THE PRESIDENT: You can rest assured that the Tribunal will see that everything that, in the opinion of the Tribunal, bears upon the case or is relevant to your case or is in any way material in your case will be presented and that you will be given the fairest opportunity of making your defense.
STREICHER: I thank you. From my life...
DR. MARX: Excuse me, Mr. President; may I ask briefly to be permitted to state my position. May it please the Court, when I was asked to take over Herr Streicher’s defense, I naturally had grave misgivings. I have...
THE PRESIDENT: Dr. Marx, I do not think it is necessary, really, for you to make any personal explanation at this stage. It is very possible that the defendant may have different ideas about his own defense. I think we had better let him go on with his defense.
DR. MARX: Nevertheless, I should like to ask permission, Mr. President, just to mention the following point: As attorney and as defense counsel of a defendant I have to reserve for myself the right to decide how I shall conduct the defense. If the client is of the opinion that certain documents or books are relevant, and the attorney is of the opinion that they are not, then that is a difference of opinion between the counsel and his client.
If Herr Streicher is of the opinion that I am incapable or not in a position to conduct his defense, then he should ask for another defense counsel. I am aware that at this stage of the proceedings it would be very difficult for me to follow the matter to its logical conclusion and ask to be relieved of this task of defense. I am not terrorized by any journalist, but for a counsel to lose the confidence of his own client is quite another matter; and for that reason I feel bound to ask the Court to decide whether in these circumstances I am to continue to defend my client.
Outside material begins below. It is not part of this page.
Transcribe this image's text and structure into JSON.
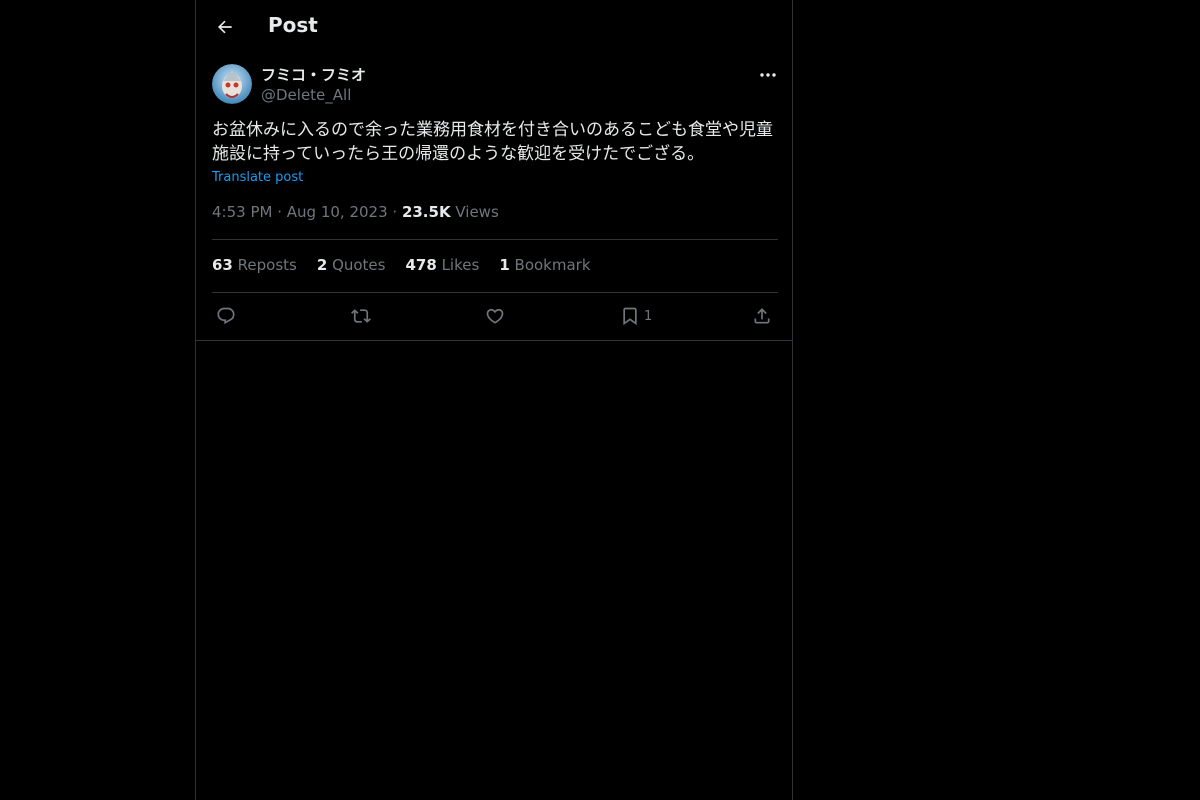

THE PRESIDENT: The Tribunal thinks, Dr. Marx, that the explanation and the statement which you have just made is in accordance with the traditions of the legal profession and they think therefore that the case ought to proceed and that you should proceed with the case. Now, Defendant, will you go on?
STREICHER: About my life: I was born on 12 February 1885 in a small village in Bavaria Swabia. I was the youngest of nine children. My father was an elementary school teacher. I too became a teacher at an elementary school. In 1909, after I had taught for several years in my native district, I was called to the municipal school in Nuremberg. Here I had the opportunity of contact with the families of the working-class children in the suburbs and of observing social contrasts. This experience led to my decision in 1911 to go into politics. I became a member of the Democratic Party. As a young democratic speaker, I spoke at the Reichstag election in 1912. The car put at my disposal was paid for by the banking firm of Kohn. I stress this point because at that time I had occasion to associate a good deal with Jews, even in the Democratic Party. I must therefore have been fated to become later on a writer and speaker on racial politics.
The World War came and I, too, went into the army as a lance corporal in an infantry regiment. Then I became an officer in a machine-gun unit. I returned home with both Iron Crosses, with the Bavarian Order, and the rare Austrian Cross of Merit attached to the Ribbon for Gallantry. When I had returned home, I had no desire to go into politics again. I intended only to stay in private life and devote myself to my profession. Then I saw the blood-red posters of revolution in Germany and for the first time I joined the raging masses of that time. At a meeting, when the speaker had finished, I asked to be heard as an unknown person. An inner voice sent me onto the platform and I spoke. I joined in the debate and I spoke on recent happenings in Germany. In the November revolution of 1918 the Jews and their friends had seized the political power in Germany. Jews were in the Reich Cabinet and in all the provincial governments. In my native Bavaria the Minister President was a Polish Jew called Eisner-Kosmanowsky. The reaction among the middle classes in Germany manifested itself in the form of an organization known as Schutz und Trutzbund (Society for Protective and Offensive Action). Local branches of this organization were formed in all the large cities in Germany; and fate willed that after I had again spoken at a gathering, a man came up to me and asked me to come to the Kulturverein (Cultural Society) in the Golden Hall and hear what they had to say there.
In this way, Gentlemen of the Tribunal, I became involved in what brings me here today. Destiny made of me what international propaganda thought it had made. I was called a bloodhound—a blood czar of Franconia; my honor was attacked, a criminal was paid 300 marks to swear in this very hall that he had seen me, as an officer in France during the war, rape a Madame Duquesne, a teacher’s wife in Atis, near Peronne. It was 2 years before someone betrayed him and the truth came out.